Portal | Level: L2: Operations | Topics: SLO Tooling | Domain: Observability
SLO Tooling — Primer¶
Why This Matters¶
Writing SLO alerting rules by hand is error-prone and hard to reason about. The math behind multi-window multi-burn-rate alerting — the approach Google describes in the SRE Workbook — involves at least 4 alert rules per SLO, each with different time windows and burn rate thresholds. Get the math wrong and you either miss incidents (false negatives) or page engineers for non-issues (false positives).
Sloth, Pyrra, and the OpenSLO spec exist to solve this. They take a high-level SLO definition ("99.9% of requests should succeed") and generate the correct Prometheus alerting rules, recording rules, and dashboards automatically. You write the objective once; the tooling generates everything that implements it correctly.
This matters operationally because teams that hand-roll SLO rules consistently make the same mistakes: using absolute thresholds instead of burn rates, ignoring the page budget, alerting on the wrong window.
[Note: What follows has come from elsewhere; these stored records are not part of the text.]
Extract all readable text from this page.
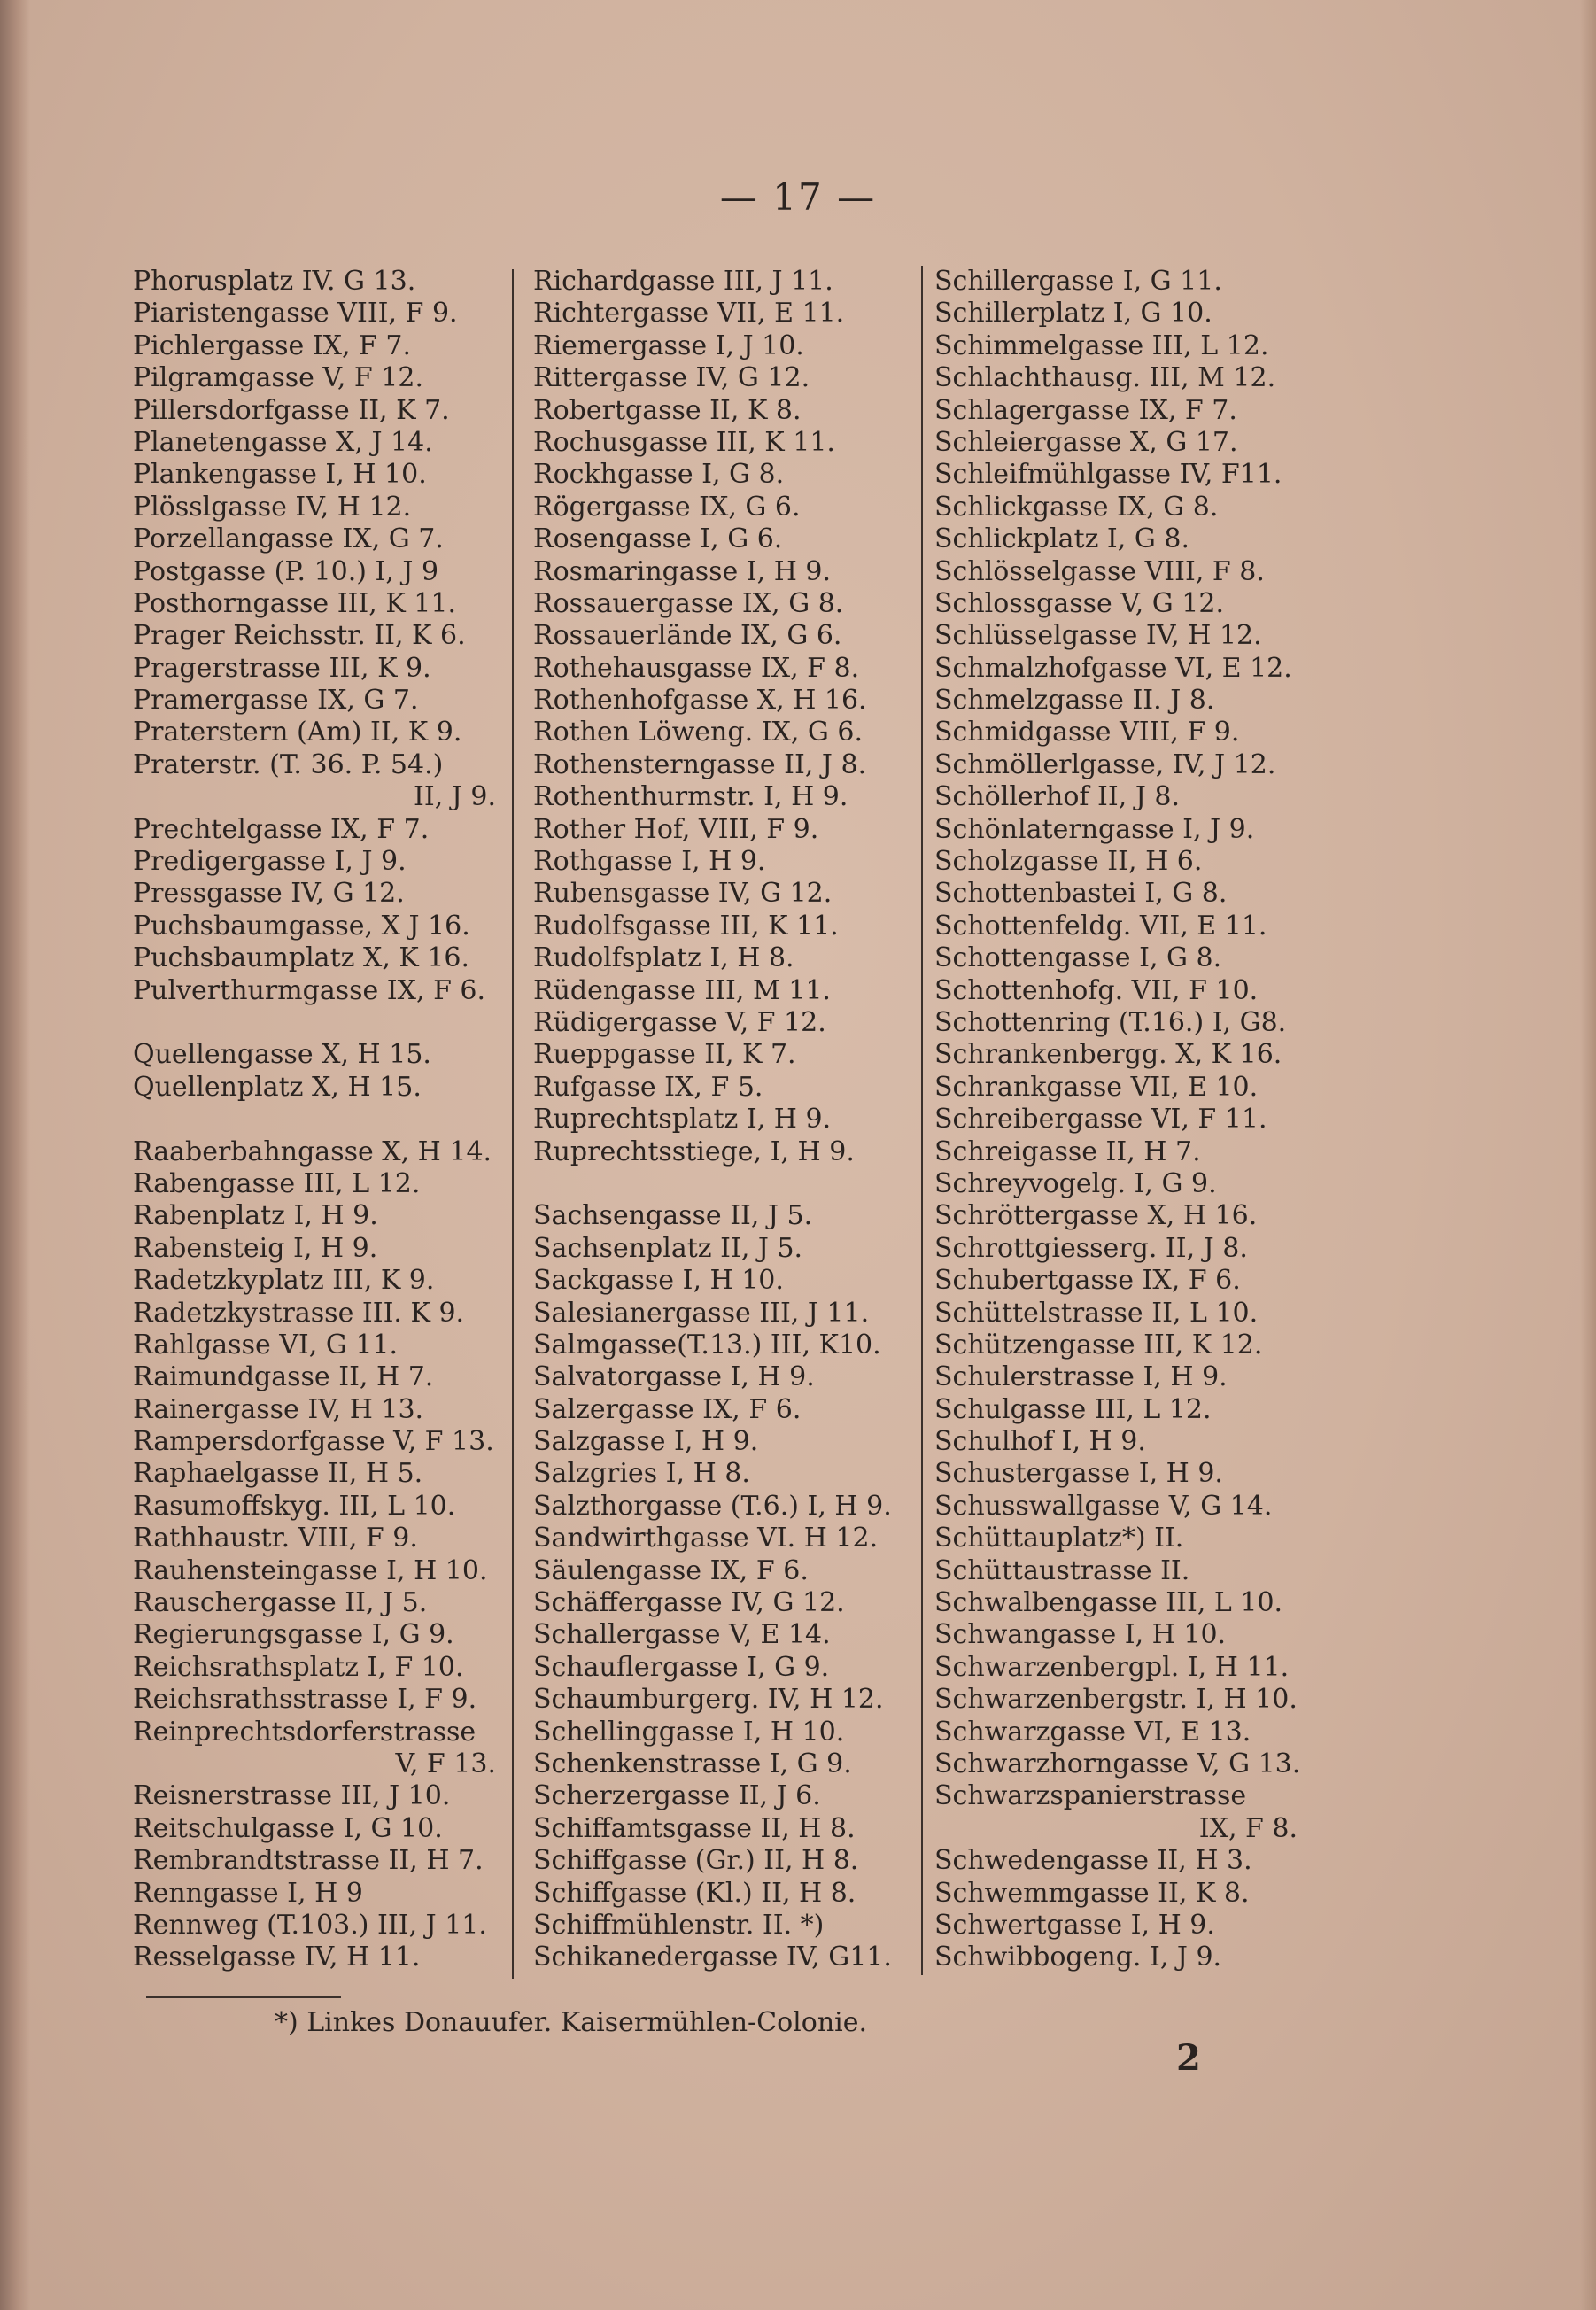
— 17 —
Phorusplatz IV. G 13.
Piaristengasse VIII, F 9.
Pichlergasse IX, F 7.
Pilgramgasse V, F 12.
Pillersdorfgasse II, K 7.
Planetengasse X, J 14.
Plankengasse I, H 10.
Plösslgasse IV, H 12.
Porzellangasse IX, G 7.
Postgasse (P. 10.) I, J 9
Posthorngasse III, K 11.
Prager Reichsstr. II, K 6.
Pragerstrasse III, K 9.
Pramergasse IX, G 7.
Praterstern (Am) II, K 9.
Praterstr. (T. 36. P. 54.)
II, J 9.
Prechtelgasse IX, F 7.
Predigergasse I, J 9.
Pressgasse IV, G 12.
Puchsbaumgasse, X J 16.
Puchsbaumplatz X, K 16.
Pulverthurmgasse IX, F 6.
Quellengasse X, H 15.
Quellenplatz X, H 15.
Raaberbahngasse X, H 14.
Rabengasse III, L 12.
Rabenplatz I, H 9.
Rabensteig I, H 9.
Radetzkyplatz III, K 9.
Radetzkystrasse III. K 9.
Rahlgasse VI, G 11.
Raimundgasse II, H 7.
Rainergasse IV, H 13.
Rampersdorfgasse V, F 13.
Raphaelgasse II, H 5.
Rasumoffskyg. III, L 10.
Rathhaustr. VIII, F 9.
Rauhensteingasse I, H 10.
Rauschergasse II, J 5.
Regierungsgasse I, G 9.
Reichsrathsplatz I, F 10.
Reichsrathsstrasse I, F 9.
Reinprechtsdorferstrasse
V, F 13.
Reisnerstrasse III, J 10.
Reitschulgasse I, G 10.
Rembrandtstrasse II, H 7.
Renngasse I, H 9
Rennweg (T.103.) III, J 11.
Resselgasse IV, H 11.
Richardgasse III, J 11.
Richtergasse VII, E 11.
Riemergasse I, J 10.
Rittergasse IV, G 12.
Robertgasse II, K 8.
Rochusgasse III, K 11.
Rockhgasse I, G 8.
Rögergasse IX, G 6.
Rosengasse I, G 6.
Rosmaringasse I, H 9.
Rossauergasse IX, G 8.
Rossauerlände IX, G 6.
Rothehausgasse IX, F 8.
Rothenhofgasse X, H 16.
Rothen Löweng. IX, G 6.
Rothensterngasse II, J 8.
Rothenthurmstr. I, H 9.
Rother Hof, VIII, F 9.
Rothgasse I, H 9.
Rubensgasse IV, G 12.
Rudolfsgasse III, K 11.
Rudolfsplatz I, H 8.
Rüdengasse III, M 11.
Rüdigergasse V, F 12.
Rueppgasse II, K 7.
Rufgasse IX, F 5.
Ruprechtsplatz I, H 9.
Ruprechtsstiege, I, H 9.
Sachsengasse II, J 5.
Sachsenplatz II, J 5.
Sackgasse I, H 10.
Salesianergasse III, J 11.
Salmgasse(T.13.) III, K10.
Salvatorgasse I, H 9.
Salzergasse IX, F 6.
Salzgasse I, H 9.
Salzgries I, H 8.
Salzthorgasse (T.6.) I, H 9.
Sandwirthgasse VI. H 12.
Säulengasse IX, F 6.
Schäffergasse IV, G 12.
Schallergasse V, E 14.
Schauflergasse I, G 9.
Schaumburgerg. IV, H 12.
Schellinggasse I, H 10.
Schenkenstrasse I, G 9.
Scherzergasse II, J 6.
Schiffamtsgasse II, H 8.
Schiffgasse (Gr.) II, H 8.
Schiffgasse (Kl.) II, H 8.
Schiffmühlenstr. II. *)
Schikanedergasse IV, G11.
Schillergasse I, G 11.
Schillerplatz I, G 10.
Schimmelgasse III, L 12.
Schlachthausg. III, M 12.
Schlagergasse IX, F 7.
Schleiergasse X, G 17.
Schleifmühlgasse IV, F11.
Schlickgasse IX, G 8.
Schlickplatz I, G 8.
Schlösselgasse VIII, F 8.
Schlossgasse V, G 12.
Schlüsselgasse IV, H 12.
Schmalzhofgasse VI, E 12.
Schmelzgasse II. J 8.
Schmidgasse VIII, F 9.
Schmöllerlgasse, IV, J 12.
Schöllerhof II, J 8.
Schönlaterngasse I, J 9.
Scholzgasse II, H 6.
Schottenbastei I, G 8.
Schottenfeldg. VII, E 11.
Schottengasse I, G 8.
Schottenhofg. VII, F 10.
Schottenring (T.16.) I, G8.
Schrankenbergg. X, K 16.
Schrankgasse VII, E 10.
Schreibergasse VI, F 11.
Schreigasse II, H 7.
Schreyvogelg. I, G 9.
Schröttergasse X, H 16.
Schrottgiesserg. II, J 8.
Schubertgasse IX, F 6.
Schüttelstrasse II, L 10.
Schützengasse III, K 12.
Schulerstrasse I, H 9.
Schulgasse III, L 12.
Schulhof I, H 9.
Schustergasse I, H 9.
Schusswallgasse V, G 14.
Schüttauplatz*) II.
Schüttaustrasse II.
Schwalbengasse III, L 10.
Schwangasse I, H 10.
Schwarzenbergpl. I, H 11.
Schwarzenbergstr. I, H 10.
Schwarzgasse VI, E 13.
Schwarzhorngasse V, G 13.
Schwarzspanierstrasse
IX, F 8.
Schwedengasse II, H 3.
Schwemmgasse II, K 8.
Schwertgasse I, H 9.
Schwibbogeng. I, J 9.
*) Linkes Donauufer. Kaisermühlen-Colonie.
2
This primer covers the math, the tools, and how to wire them into your stack.
Core Concepts¶
1. SLI / SLO / Error Budget Recap¶
SLI (Service Level Indicator): A metric that measures service behavior from the user's perspective.
# SLI: ratio of successful HTTP requests
SLI = good_events / total_events
= http_requests_total{code!~"5.."} / http_requests_total
# SLI: ratio of requests below latency threshold
SLI = http_requests_duration_bucket{le="0.5"} / http_requests_duration_count
SLO (Service Level Objective): A target value for the SLI over a time window.
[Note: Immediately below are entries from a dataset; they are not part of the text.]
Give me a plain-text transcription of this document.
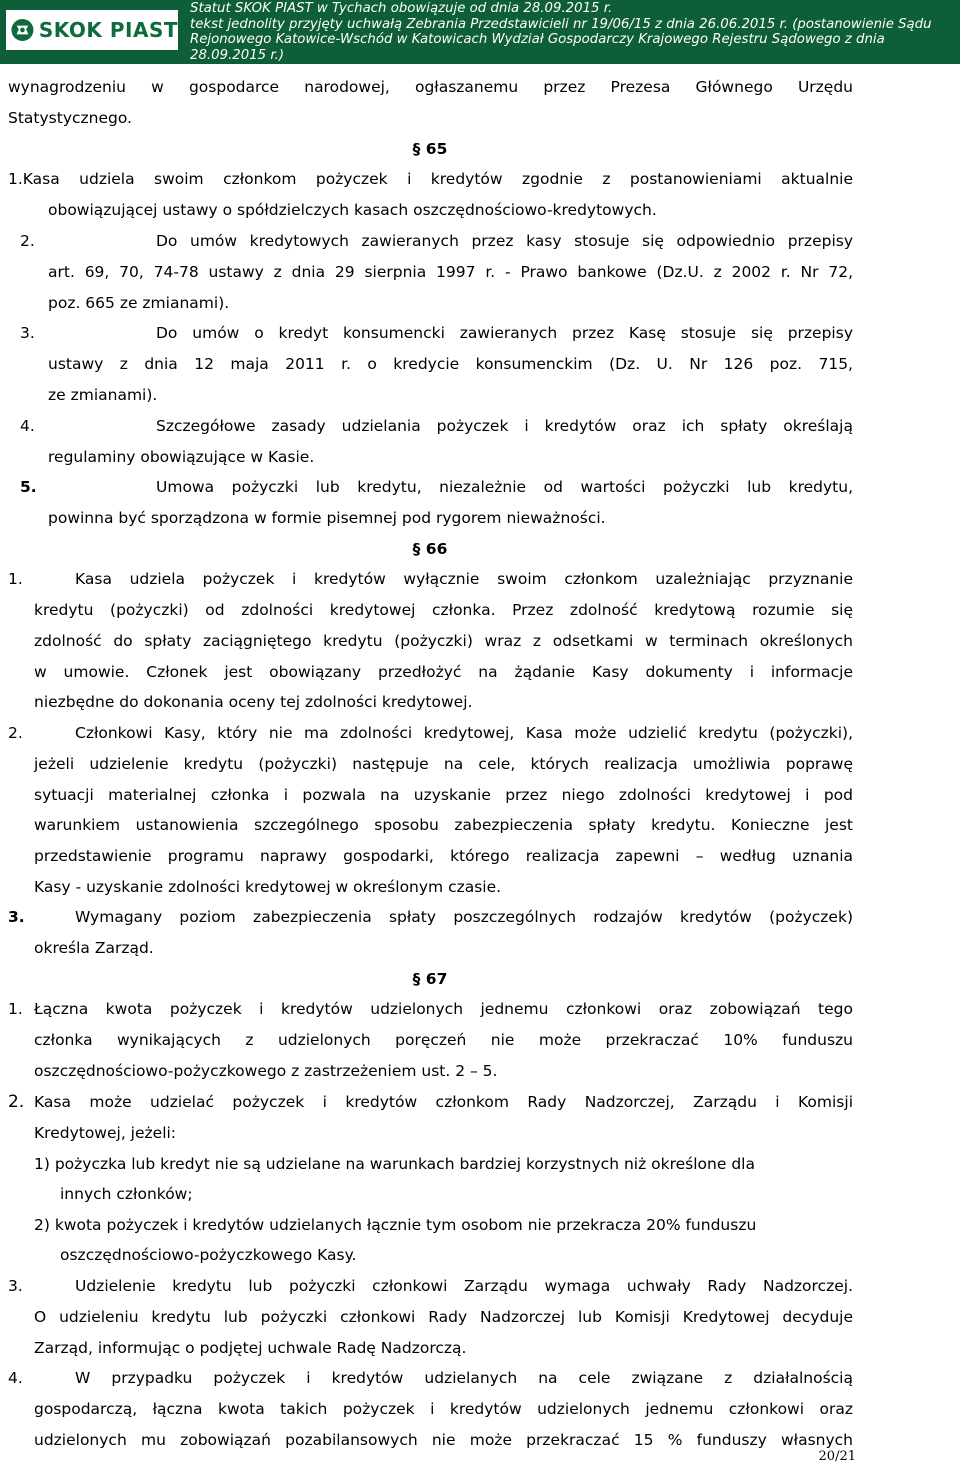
SKOK PIAST
Statut SKOK PIAST w Tychach obowiązuje od dnia 28.09.2015 r.
tekst jednolity przyjęty uchwałą Zebrania Przedstawicieli nr 19/06/15 z dnia 26.06.2015 r. (postanowienie Sądu
Rejonowego Katowice-Wschód w Katowicach Wydział Gospodarczy Krajowego Rejestru Sądowego z dnia
28.09.2015 r.)
wynagrodzeniu w gospodarce narodowej, ogłaszanemu przez Prezesa Głównego Urzędu
Statystycznego.
§ 65
1.Kasa udziela swoim członkom pożyczek i kredytów zgodnie z postanowieniami aktualnie
obowiązującej ustawy o spółdzielczych kasach oszczędnościowo-kredytowych.
2.	Do umów kredytowych zawieranych przez kasy stosuje się odpowiednio przepisy
art. 69, 70, 74-78 ustawy z dnia 29 sierpnia 1997 r. - Prawo bankowe (Dz.U. z 2002 r. Nr 72,
poz. 665 ze zmianami).
3.	Do umów o kredyt konsumencki zawieranych przez Kasę stosuje się przepisy
ustawy z dnia 12 maja 2011 r. o kredycie konsumenckim (Dz. U. Nr 126 poz. 715,
ze zmianami).
4.	Szczegółowe zasady udzielania pożyczek i kredytów oraz ich spłaty określają
regulaminy obowiązujące w Kasie.
5.	Umowa pożyczki lub kredytu, niezależnie od wartości pożyczki lub kredytu,
powinna być sporządzona w formie pisemnej pod rygorem nieważności.
§ 66
1.	Kasa udziela pożyczek i kredytów wyłącznie swoim członkom uzależniając przyznanie
kredytu (pożyczki) od zdolności kredytowej członka. Przez zdolność kredytową rozumie się
zdolność do spłaty zaciągniętego kredytu (pożyczki) wraz z odsetkami w terminach określonych
w umowie. Członek jest obowiązany przedłożyć na żądanie Kasy dokumenty i informacje
niezbędne do dokonania oceny tej zdolności kredytowej.
2.	Członkowi Kasy, który nie ma zdolności kredytowej, Kasa może udzielić kredytu (pożyczki),
jeżeli udzielenie kredytu (pożyczki) następuje na cele, których realizacja umożliwia poprawę
sytuacji materialnej członka i pozwala na uzyskanie przez niego zdolności kredytowej i pod
warunkiem ustanowienia szczególnego sposobu zabezpieczenia spłaty kredytu. Konieczne jest
przedstawienie programu naprawy gospodarki, którego realizacja zapewni – według uznania
Kasy - uzyskanie zdolności kredytowej w określonym czasie.
3.	Wymagany poziom zabezpieczenia spłaty poszczególnych rodzajów kredytów (pożyczek)
określa Zarząd.
§ 67
1. Łączna kwota pożyczek i kredytów udzielonych jednemu członkowi oraz zobowiązań tego
członka wynikających z udzielonych poręczeń nie może przekraczać 10% funduszu
oszczędnościowo-pożyczkowego z zastrzeżeniem ust. 2 – 5.
2. Kasa może udzielać pożyczek i kredytów członkom Rady Nadzorczej, Zarządu i Komisji
Kredytowej, jeżeli:
1) pożyczka lub kredyt nie są udzielane na warunkach bardziej korzystnych niż określone dla
innych członków;
2) kwota pożyczek i kredytów udzielanych łącznie tym osobom nie przekracza 20% funduszu
oszczędnościowo-pożyczkowego Kasy.
3.	Udzielenie kredytu lub pożyczki członkowi Zarządu wymaga uchwały Rady Nadzorczej.
O udzieleniu kredytu lub pożyczki członkowi Rady Nadzorczej lub Komisji Kredytowej decyduje
Zarząd, informując o podjętej uchwale Radę Nadzorczą.
4.	W przypadku pożyczek i kredytów udzielanych na cele związane z działalnością
gospodarczą, łączna kwota takich pożyczek i kredytów udzielonych jednemu członkowi oraz
udzielonych mu zobowiązań pozabilansowych nie może przekraczać 15 % funduszy własnych
20/21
Error Budget: The allowed amount of badness within the SLO window.
Error budget = 1 - SLO target = 0.1%
Over 30 days (43,200 minutes):
Allowed bad minutes = 43,200 × 0.001 = 43.2 minutes
Error budget is consumed when the service performs below SLO. It is the team's license to take risks (deploy, experiment) and the signal that the service needs reliability work.
2. Why Hand-Writing SLO Rules Is Error-Prone¶
A naive SLO alert:
# BAD — do not use this
- alert: HighErrorRate
expr: rate(http_requests_total{code=~"5.."}[5m]) /
rate(http_requests_total[5m]) > 0.001
for: 5m
Problems with this approach: - No burn rate context: 0.1% error rate for 5 minutes consumes a tiny fraction of budget. This fires for benign blips. - No budget awareness: You cannot tell if this alert signals 1% budget consumed or 100% consumed. - Paging without urgency: On-call gets paged for something that would take weeks to exhaust the budget. - Missing recovery: No information about how fast budget is recovering.
The correct approach uses multi-window multi-burn-rate alerting.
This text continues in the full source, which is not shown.